Small pelagic fish constitute a major portion of global fish biomass and fisheries catch, and play a critical role in regulating upwelling ecosystems. They also are among the most difficult fish to manage, since their populations adapted to “boom-and-bust” recruitment fluctuations in constantly shifting environments. Upwelling systems experience irregular multidecadal regime shifts, where sardines, anchovies, herring, and other fish alternate dominance. The effort of scientists to make small pelagic fish populations follow the assumptions of population dynamics models like maximum sustained yield (MSY), and the friction generated by the fish resisting these simple models, is an emerging story in the history of fisheries science and oceanography broadly. In contributing to it, I am indebted to the work of Carmel Finley, Jennifer Hubbard, Helen Rozwadowski, Vera Schwach, Arthur McEvoy, Tim Smith, and many others, as well as histories of small pelagic fisheries by Gregory Cushman, Gregory Ferguson-Cradler, Kristin Wintersteen, Alessandro Antonello, Jack Bouchard, W. Jeffrey Bolster, Matthew McKenzie, and Connie Chiang, and Lance van Sittert’s work on the history of South African fisheries.
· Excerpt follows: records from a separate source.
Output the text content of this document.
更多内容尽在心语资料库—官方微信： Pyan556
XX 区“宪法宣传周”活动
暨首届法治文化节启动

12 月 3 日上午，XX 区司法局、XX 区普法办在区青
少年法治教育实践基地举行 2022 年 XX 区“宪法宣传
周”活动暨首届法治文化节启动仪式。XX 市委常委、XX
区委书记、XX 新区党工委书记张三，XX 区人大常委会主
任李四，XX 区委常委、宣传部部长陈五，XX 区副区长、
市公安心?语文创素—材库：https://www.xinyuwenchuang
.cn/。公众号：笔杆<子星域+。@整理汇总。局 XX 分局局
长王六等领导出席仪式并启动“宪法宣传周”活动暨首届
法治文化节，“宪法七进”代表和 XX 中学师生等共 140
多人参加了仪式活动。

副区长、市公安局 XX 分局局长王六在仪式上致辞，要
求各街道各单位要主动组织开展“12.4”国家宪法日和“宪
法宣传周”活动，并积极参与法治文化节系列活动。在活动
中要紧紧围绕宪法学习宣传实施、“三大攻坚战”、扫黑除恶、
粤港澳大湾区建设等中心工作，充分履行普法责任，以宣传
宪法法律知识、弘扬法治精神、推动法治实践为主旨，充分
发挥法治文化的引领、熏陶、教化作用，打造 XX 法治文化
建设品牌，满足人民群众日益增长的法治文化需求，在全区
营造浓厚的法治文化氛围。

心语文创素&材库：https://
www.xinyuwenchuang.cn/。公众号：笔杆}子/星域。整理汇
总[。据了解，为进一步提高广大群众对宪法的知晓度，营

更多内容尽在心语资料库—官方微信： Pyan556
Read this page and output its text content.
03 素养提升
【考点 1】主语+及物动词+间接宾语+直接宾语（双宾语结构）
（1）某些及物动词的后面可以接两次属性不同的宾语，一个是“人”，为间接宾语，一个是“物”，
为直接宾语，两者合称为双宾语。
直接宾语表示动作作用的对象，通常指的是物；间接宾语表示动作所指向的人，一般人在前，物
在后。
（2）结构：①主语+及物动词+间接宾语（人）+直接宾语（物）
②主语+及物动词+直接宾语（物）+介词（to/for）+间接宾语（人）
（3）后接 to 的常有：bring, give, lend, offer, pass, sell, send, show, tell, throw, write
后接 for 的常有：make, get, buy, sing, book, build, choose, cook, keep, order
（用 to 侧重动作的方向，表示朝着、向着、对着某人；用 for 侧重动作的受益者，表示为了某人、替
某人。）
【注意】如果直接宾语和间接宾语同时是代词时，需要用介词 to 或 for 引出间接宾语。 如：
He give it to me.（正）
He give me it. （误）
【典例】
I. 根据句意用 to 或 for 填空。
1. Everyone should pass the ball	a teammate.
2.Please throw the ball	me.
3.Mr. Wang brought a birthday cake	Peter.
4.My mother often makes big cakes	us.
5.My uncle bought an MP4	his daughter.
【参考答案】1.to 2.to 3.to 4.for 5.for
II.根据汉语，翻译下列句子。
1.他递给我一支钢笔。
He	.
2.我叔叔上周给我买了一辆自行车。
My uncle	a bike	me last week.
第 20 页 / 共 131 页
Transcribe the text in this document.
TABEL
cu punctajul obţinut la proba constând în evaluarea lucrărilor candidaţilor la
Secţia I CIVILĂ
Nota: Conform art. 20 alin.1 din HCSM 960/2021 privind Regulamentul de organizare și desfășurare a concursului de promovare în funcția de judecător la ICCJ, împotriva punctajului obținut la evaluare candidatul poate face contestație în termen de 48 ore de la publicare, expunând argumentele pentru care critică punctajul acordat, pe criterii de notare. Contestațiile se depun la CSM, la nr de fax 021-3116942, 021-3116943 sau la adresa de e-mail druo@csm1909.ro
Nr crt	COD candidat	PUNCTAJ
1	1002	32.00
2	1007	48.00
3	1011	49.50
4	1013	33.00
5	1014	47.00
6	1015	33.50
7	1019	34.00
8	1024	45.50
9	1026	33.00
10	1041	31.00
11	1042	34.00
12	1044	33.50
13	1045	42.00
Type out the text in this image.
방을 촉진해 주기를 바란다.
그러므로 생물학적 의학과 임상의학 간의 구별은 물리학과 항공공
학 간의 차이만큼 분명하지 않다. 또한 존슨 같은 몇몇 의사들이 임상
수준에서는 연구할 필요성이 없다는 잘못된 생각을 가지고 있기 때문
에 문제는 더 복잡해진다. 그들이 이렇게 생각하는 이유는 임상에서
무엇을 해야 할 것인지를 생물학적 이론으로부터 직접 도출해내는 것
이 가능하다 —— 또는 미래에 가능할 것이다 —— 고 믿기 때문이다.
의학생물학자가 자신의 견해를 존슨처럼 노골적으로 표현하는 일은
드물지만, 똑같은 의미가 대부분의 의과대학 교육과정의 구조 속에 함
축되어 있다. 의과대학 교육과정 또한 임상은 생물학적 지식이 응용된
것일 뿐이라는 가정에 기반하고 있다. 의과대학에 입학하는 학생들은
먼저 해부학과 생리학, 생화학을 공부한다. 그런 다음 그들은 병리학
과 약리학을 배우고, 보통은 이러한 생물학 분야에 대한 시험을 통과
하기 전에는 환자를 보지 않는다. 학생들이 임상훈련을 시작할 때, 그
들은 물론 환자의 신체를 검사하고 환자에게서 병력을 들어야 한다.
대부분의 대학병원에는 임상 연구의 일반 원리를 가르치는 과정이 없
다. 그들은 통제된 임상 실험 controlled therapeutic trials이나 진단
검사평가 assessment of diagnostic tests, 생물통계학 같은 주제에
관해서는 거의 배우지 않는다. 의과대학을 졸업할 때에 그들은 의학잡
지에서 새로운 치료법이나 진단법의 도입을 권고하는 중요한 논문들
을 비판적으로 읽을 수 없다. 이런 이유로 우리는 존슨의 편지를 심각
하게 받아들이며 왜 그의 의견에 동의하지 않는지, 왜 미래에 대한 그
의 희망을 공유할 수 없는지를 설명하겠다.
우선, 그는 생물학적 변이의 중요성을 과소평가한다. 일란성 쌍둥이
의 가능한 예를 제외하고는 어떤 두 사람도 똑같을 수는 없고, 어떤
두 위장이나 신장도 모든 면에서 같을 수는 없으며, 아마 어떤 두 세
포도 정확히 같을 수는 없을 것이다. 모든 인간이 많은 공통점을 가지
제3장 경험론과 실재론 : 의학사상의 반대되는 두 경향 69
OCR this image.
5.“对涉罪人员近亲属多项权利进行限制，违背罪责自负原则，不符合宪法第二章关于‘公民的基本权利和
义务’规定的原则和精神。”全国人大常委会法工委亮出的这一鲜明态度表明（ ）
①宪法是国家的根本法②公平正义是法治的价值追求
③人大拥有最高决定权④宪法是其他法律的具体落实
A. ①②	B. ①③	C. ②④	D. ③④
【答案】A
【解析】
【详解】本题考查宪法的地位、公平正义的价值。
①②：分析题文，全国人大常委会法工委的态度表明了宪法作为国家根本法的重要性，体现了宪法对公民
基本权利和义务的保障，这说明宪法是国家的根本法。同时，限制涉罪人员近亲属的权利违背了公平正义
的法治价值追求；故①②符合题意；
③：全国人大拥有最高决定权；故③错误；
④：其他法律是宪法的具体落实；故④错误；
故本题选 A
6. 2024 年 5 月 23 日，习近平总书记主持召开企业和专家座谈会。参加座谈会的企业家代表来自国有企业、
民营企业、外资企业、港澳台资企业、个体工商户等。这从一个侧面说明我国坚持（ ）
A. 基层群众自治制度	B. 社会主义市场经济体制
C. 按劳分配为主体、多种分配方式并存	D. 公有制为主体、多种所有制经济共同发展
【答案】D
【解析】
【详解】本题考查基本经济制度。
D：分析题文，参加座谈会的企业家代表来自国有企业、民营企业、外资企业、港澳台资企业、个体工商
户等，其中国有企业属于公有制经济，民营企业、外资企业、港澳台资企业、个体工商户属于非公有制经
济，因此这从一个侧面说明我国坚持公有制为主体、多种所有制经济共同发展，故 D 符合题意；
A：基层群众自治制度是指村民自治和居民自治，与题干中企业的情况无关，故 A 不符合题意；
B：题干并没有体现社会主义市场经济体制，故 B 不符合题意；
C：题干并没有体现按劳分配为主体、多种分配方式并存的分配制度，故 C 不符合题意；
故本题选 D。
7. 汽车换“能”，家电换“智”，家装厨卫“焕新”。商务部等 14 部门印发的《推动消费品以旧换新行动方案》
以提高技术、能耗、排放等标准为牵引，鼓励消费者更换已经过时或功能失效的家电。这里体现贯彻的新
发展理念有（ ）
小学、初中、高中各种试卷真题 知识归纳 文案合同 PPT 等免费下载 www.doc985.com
This story of science is also a history of ignorance, drawing on the work of Naomi Oreskes, (or perhaps of optimism driving baffling policy decisions). Scientists and historians alike often argue that fisheries are naïve prior to overexploitation, believing innocently that the sea is inexhaustible. This paper shows that the inexhaustibility myth is not necessarily naïve, but can be produced alongside cutting-edge science. South African management and industry in the 1950s did not believe this myth. By the mid-1960s, it appears they did.